Morgan asked how many properties the township is selling in this manner?
Patterson said it is a landlocked property with an easement and everyone knows it’s been up for sale.
“I don’t know that everyone knows,” Morgan replied, and Patterson insisted that everyone knows and it’s on his phone on the Multi-Listing site, like Craig’s List.
Morgan asked township attorney Rob Young how often the township has done unsoliticted sales.
Young said this is not tax-reverted property, but it was given to the township, “sold to us,” when the county no longer wanted to run the medical center. He said there was a request by Supervisor Bowman to do this differently and use real estate agents and there was some success in this and two or three applied to rebid on this one and then both withdrew their bids.
“This property has been across the cycle quite a bit,” Young said.
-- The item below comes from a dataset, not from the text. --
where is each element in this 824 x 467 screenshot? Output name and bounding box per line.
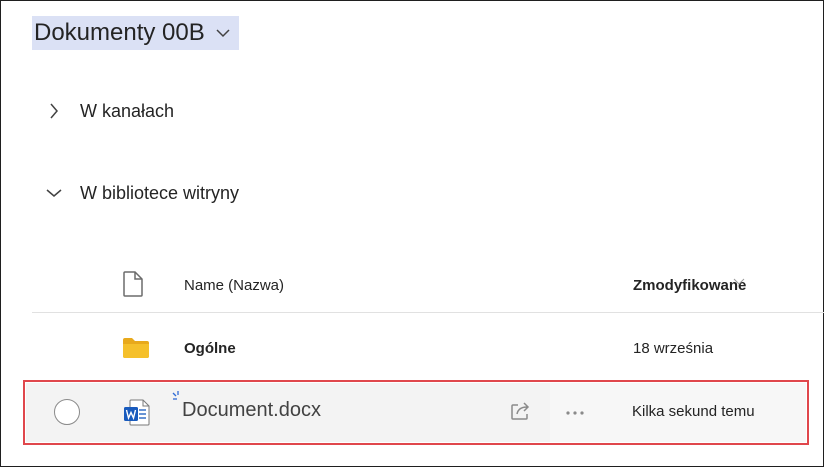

“Is this the same property, many years ago, Corey Blue tried to purchase?” she asked.
Young said Corey Blue and neighbors heard that an outside storage facility was planned. He said LaPorte met with some of those guys and they suggested the township sell it to them and cut it up. There were issues with four-wheelers. Nobody made an offer, Young said.
Patterson said if it is sold by a real estate agent on Multi-List there are commissions of $3,000 or so. He said the site plan process is not done.
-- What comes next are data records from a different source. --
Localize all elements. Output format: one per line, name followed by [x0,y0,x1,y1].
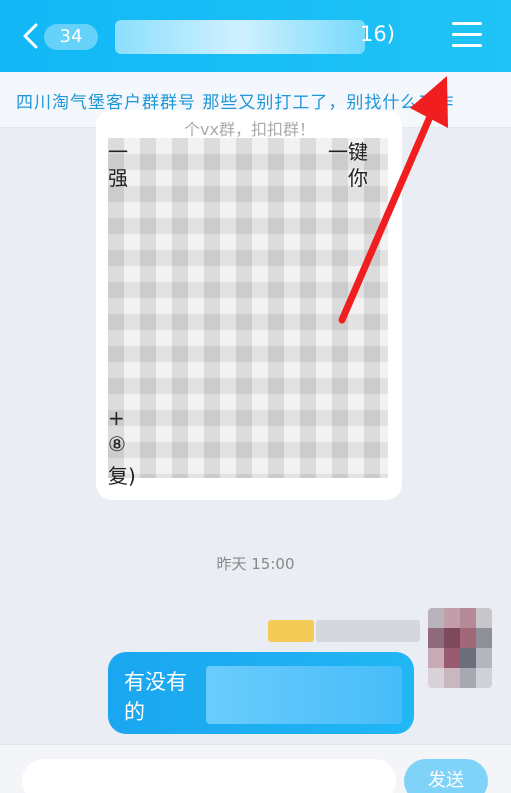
message-bubble-outgoing[interactable]: 有没有 的 [108,652,414,734]
message-fragment: 一 [108,140,128,164]
avatar-pixel [460,648,476,668]
chat-header: 34 16) [0,0,511,72]
avatar-pixel [460,628,476,648]
avatar-pixel [444,608,460,628]
message-fragment: + [108,406,125,430]
input-bar: 发送 [0,744,511,793]
message-fragment: 一键 [328,140,368,164]
avatar-pixel [428,648,444,668]
menu-button[interactable] [452,22,482,48]
chat-title-member-count: 16) [360,22,395,46]
avatar-pixel [460,668,476,688]
message-fragment: ⑧ [108,432,126,456]
outgoing-message-text: 的 [124,700,145,724]
outgoing-message-blurred [206,666,402,724]
message-timestamp: 昨天 15:00 [216,555,295,573]
unread-count: 34 [59,26,83,47]
message-fragment: 复) [108,464,136,488]
avatar-pixel [444,648,460,668]
avatar-pixel [476,648,492,668]
avatar-pixel [444,628,460,648]
send-button[interactable]: 发送 [404,759,488,793]
menu-icon-line [452,33,482,36]
avatar-pixel [444,668,460,688]
blurred-message-content [108,138,388,478]
sender-name-blurred [316,620,420,642]
message-fragment: 强 [108,166,128,190]
avatar-pixel [428,608,444,628]
avatar[interactable] [428,608,492,688]
menu-icon-line [452,44,482,47]
menu-icon-line [452,22,482,25]
avatar-pixel [428,668,444,688]
chevron-left-icon [23,23,38,49]
back-button[interactable]: 34 [22,16,102,56]
message-input[interactable] [22,759,396,793]
avatar-pixel [476,608,492,628]
message-partial-text: 个vx群，扣扣群！ [184,120,315,139]
avatar-pixel [428,628,444,648]
chat-title-blurred [115,20,365,54]
avatar-pixel [460,608,476,628]
avatar-pixel [476,628,492,648]
member-level-badge [268,620,314,642]
avatar-pixel [476,668,492,688]
message-fragment: 你 [348,166,368,190]
message-bubble-incoming[interactable]: 个vx群，扣扣群！ 一 一键 强 你 + ⑧ 复) [96,110,402,500]
outgoing-message-text: 有没有 [124,670,187,694]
He made a motion to accept Robin LaPorte’s unsolicited offer on the property and reject a second offer on the medical center. This was seconded by Clerk Esther Hurst and passed on a 3-1 vote.
The sold property was listed as #81-016-99-0014-715.
In other business at the 47-minute meeting, the board:
• Learned that Public Safety Director/Police Chief Eric Luke and Police Lt. Patrick Gannon had given 60-month notice (5 years) of their retirement as part of a MERA DROP program to allow employees and employers time to plan for the transition;
• Set a 6 p.m. public hearing on the 2024-25 budget for March 12;
• Approved the recommendation by the Cemetery Committee for revised cemetery fees;
• Approved the reappointment of Maria Beaudrie to the Zoning Board of Appeals with a term to expire March 10, 2027;
• Approved the recommendation from the Election Commission to set the election workers hourly wages at $18 for chairperson, $17 for co-chairperson, and $16 for workers;
• Approved hiring Rachel Scott for the DPW seasonal, temporary, part-time position at a pay of $16.04 per hour, expiring April 24;
• Approved using federal ARPA funds for a $74,985 payment for the BS&A Cloud and Dashboard Modules Agreement;
• Approve the contract with SenCy Inc. to assist the township in developing and implementing a cyberhealth plan and the monitoring of its cybersecurity-related activities at an annual cost of $10,800. A final sentence in the agreement that extends the agreement for another year, each year, was removed with agreement from a SenCy representative who was present at the meeting;
• Approved posting a notice that resumes will be accepted for a part-time clerk position for up to 29 hours a week;
• Received no oral reports from the supervisor’s office, attorney, police/ordinance, fire, or building department following a “receive and file” motion for all reports;
• Heard Trustee Rush announce at the beginning of the meeting that they were having a consent agenda and yet a vote was taken on each separate agenda item as with a regular agenda; and
• Heard resident Mary Ban report that her road finally got graded by the county so her husband could get to his doctor’s appointments. She said his neck is fragile and can’t be jarred. Besides his doctor’s appointments, he was unable to attend a VFW meeting. Ban said Sumpter residents pay the same county taxes as other residents, but, “They neglect us in Sumpter.” She also said she is praying for Deputy Clerk Karen Armatis who broke her ankle.